A great way to save moeny at the grocery store is to keep track of coupons and sales.
The grocery store always seems to be the black hole of our budget. Keeping track of coupons and sales may seem a bit cumbersome at first but the payout is worth the short time it will take to essentially get organized.
These tips should help save money at the grocery store:
• When on sale, buy non-perishables in bulk. This is true of paper products as well. Be sure to watch for the sales though since bulk is not always better.
• Read the sale signs carefully. Often our local store will have noodles on sale 10 for $10. However, unless it is noted specifically then you do not have to buy 10 items to get that deal. You can buy two for $2.
• Bigger is not always better. Often we might think that bigger container would last us longer. Unfortunately that bigger container may not always be the best deal and the food industry is hoping you do not stand there and do the math. Giant grocery stores, as one example, will often include on the price tickets the cost per pound or per ounce. This is the figure you want to compare.
• Ask for rain checks. If the store is out of something on sale, ask for a rain check. Giant, for example, will honor the sale price with a rain check that is good for 90 days.
• Use coupons wisely. Not only is it a good idea to clip coupons but you should save them to use once the products go on sale. Merchandisers rarely run sales the same week they run coupons in the Sunday papers. Keep an eye on the expiration dates. Trade coupons you do not use with a friend or neighbor.
• Preview the sale flyers. Locally here, the Sunday paper includes a sale folder for both Weis and Giant. Make up a shopping list for both stores if needed.
• Use your store rewards cards. Most grocery stores have reward card which save you money on certain purchases. Often you can save elsewhere too. For example Weis gives you points towards discounted gas at Sheetz. Giant does the same for the Giant to Go stations. Many stores also give free turkeys and hams as part of their rewards program. Points do have expiration dates though so you will need to pay attention, just as if it was a regular coupon.
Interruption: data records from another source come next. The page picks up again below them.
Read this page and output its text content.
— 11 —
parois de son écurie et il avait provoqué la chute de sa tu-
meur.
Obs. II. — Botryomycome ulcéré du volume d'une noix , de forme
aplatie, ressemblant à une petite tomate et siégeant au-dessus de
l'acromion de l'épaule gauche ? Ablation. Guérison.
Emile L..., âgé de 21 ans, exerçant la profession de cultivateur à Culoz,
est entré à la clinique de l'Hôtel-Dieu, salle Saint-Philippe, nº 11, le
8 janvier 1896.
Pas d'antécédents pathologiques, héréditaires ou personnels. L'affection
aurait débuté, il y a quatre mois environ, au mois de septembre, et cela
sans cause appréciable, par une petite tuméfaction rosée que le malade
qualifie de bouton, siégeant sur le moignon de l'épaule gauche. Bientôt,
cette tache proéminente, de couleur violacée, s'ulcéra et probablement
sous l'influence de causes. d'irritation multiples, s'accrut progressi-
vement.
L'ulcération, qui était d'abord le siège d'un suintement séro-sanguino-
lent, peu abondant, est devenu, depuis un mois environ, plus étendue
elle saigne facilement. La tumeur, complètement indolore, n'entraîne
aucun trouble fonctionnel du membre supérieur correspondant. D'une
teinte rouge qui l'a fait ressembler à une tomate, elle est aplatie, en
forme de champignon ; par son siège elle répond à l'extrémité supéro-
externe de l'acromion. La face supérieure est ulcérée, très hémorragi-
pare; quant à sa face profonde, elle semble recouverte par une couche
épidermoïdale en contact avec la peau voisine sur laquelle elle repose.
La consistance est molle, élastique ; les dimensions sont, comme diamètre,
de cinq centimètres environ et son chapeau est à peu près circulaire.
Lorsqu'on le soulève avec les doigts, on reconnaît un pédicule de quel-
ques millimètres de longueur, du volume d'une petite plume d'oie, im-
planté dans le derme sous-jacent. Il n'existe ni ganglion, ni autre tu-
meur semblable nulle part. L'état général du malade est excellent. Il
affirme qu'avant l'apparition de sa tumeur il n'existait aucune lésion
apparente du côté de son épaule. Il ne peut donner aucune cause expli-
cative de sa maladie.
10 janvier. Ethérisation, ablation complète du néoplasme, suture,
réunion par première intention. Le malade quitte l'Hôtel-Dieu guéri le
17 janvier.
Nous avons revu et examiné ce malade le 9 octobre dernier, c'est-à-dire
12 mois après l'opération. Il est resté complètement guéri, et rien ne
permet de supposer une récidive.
• Take a list. As you run out or low on something, write it on the grocery list on your fridge. Remember to take you list shopping with you. Another way to make a list is to plan out your meals for the week or two weeks – however often you go shopping – and include what you need to make those meals.
• Never shop on an empty stomach or when you are having cravings. I can not count the times I’ve gone to the store for just milk and came away with $100 of food! Likewise, do not shop when you are tired or you may tend to pick up extra costly sweets.
• Use your freezer wisely. When meats and dinner meals go on sale, buy several and freeze them. Milk and cheese can also be frozen. In regards to the milk, whole or two-percent freezes better than skim milk and you do need to have a glass first so it is not full. A full milk gallon may explode when frozen. In addition, a full freezer is more energy efficient than an empty one.
• Leave the little ones at home. Extra help leads to extra munchies and other non-essentials.
• Purchase gift certificates for other places while at the store. From time to time, grocery stores will run a special in which you buy x amount in gift certificates and you will be rewarded with either so many points on your reward card or a discount coupon for your next shopping trip.
• Before you leave the store, check your receipt. This may take a moment or two but consumers loose money every day from scanning errors. If you find a mistake, go straight to the customer service area and speak with a manager. At the very least they will refund the extra charged. At best, you may get the item at no cost.
These 13 tips are only a few of the tricks to saving money at the grocery store. Feel free to add your suggestions in the comment section. Include what works best for you. Happy shopping!